On top of that, it isn’t really asynchronous as we expect things to be in a modern platform. If I was building the same type of thing with jQuery or something, and parts of it took more time than I really wanted to keep users waiting (which these days isn’t long), I’d slap out the basic HTML and fill in all the pieces as they became available. That would hide the slower data on a panel or tab or whatever that isn’t displayed on start up, allowing a delayed load. You can’t really do that with Google Apps Scripts, since you can’t write custom client side code beyond the relatively few event driven callbacks they provide. From what I can tell, you pretty much have to load all of your data at the start, including data you aren’t going to use until people start clicking. That loses you those seconds to get your data in order that might otherwise be available before the user looks behind the curtain. There isn’t any way to swap out content, other than simple things like text values. You can’t manipulate the DOM. That’s no way to build a web application.
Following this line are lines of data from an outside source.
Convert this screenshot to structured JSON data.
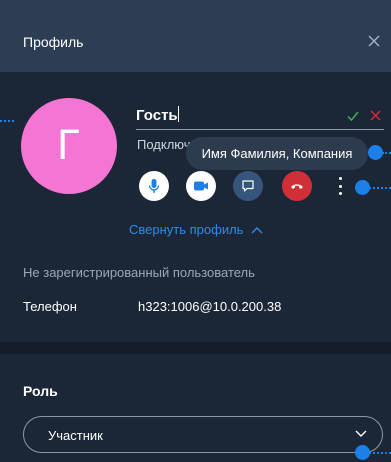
{
  "header": {
    "title": "Профиль",
    "close_icon": "close-icon"
  },
  "profile": {
    "avatar_letter": "Г",
    "avatar_color": "#f575d5",
    "name_value": "Гость",
    "status_text": "Подключен",
    "tooltip": "Имя Фамилия, Компания",
    "controls": {
      "mic": {
        "icon": "microphone-icon",
        "bg": "#ffffff"
      },
      "video": {
        "icon": "video-camera-icon",
        "bg": "#ffffff"
      },
      "chat": {
        "icon": "chat-icon",
        "bg": "#36557d"
      },
      "hangup": {
        "icon": "phone-hangup-icon",
        "bg": "#d12f38"
      },
      "more": {
        "icon": "more-vertical-icon"
      }
    },
    "collapse_label": "Свернуть профиль"
  },
  "details": {
    "unregistered": "Не зарегистрированный пользователь",
    "phone_label": "Телефон",
    "phone_value": "h323:1006@10.0.200.38"
  },
  "role": {
    "label": "Роль",
    "selected": "Участник"
  },
  "colors": {
    "background": "#1b2737",
    "header": "#2c3d54",
    "accent": "#2f8be7",
    "confirm": "#3db24a",
    "cancel": "#d12f38",
    "hint_marker": "#1d7fe8"
  }
}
Most of the problems I had using Google Apps Scripts were related to how young it is. The documentation is incomplete at best. If you want to know what most of the classes do, you have to dig into the GWT documentation. Most of Google’s code documentation is decent (I recently had occasion to work through their OpenId documentation as well, but that’s a different post for a different day), and I expect that before too long they’ll fix this documentation as well.

But if this platform is really going to be useful Google is going to have to take significant steps to embrace javascript much more than they are here. Obviously they can. They have other things based on javascript that are awesome. Unfortunately, this isn’t one of them. Yet.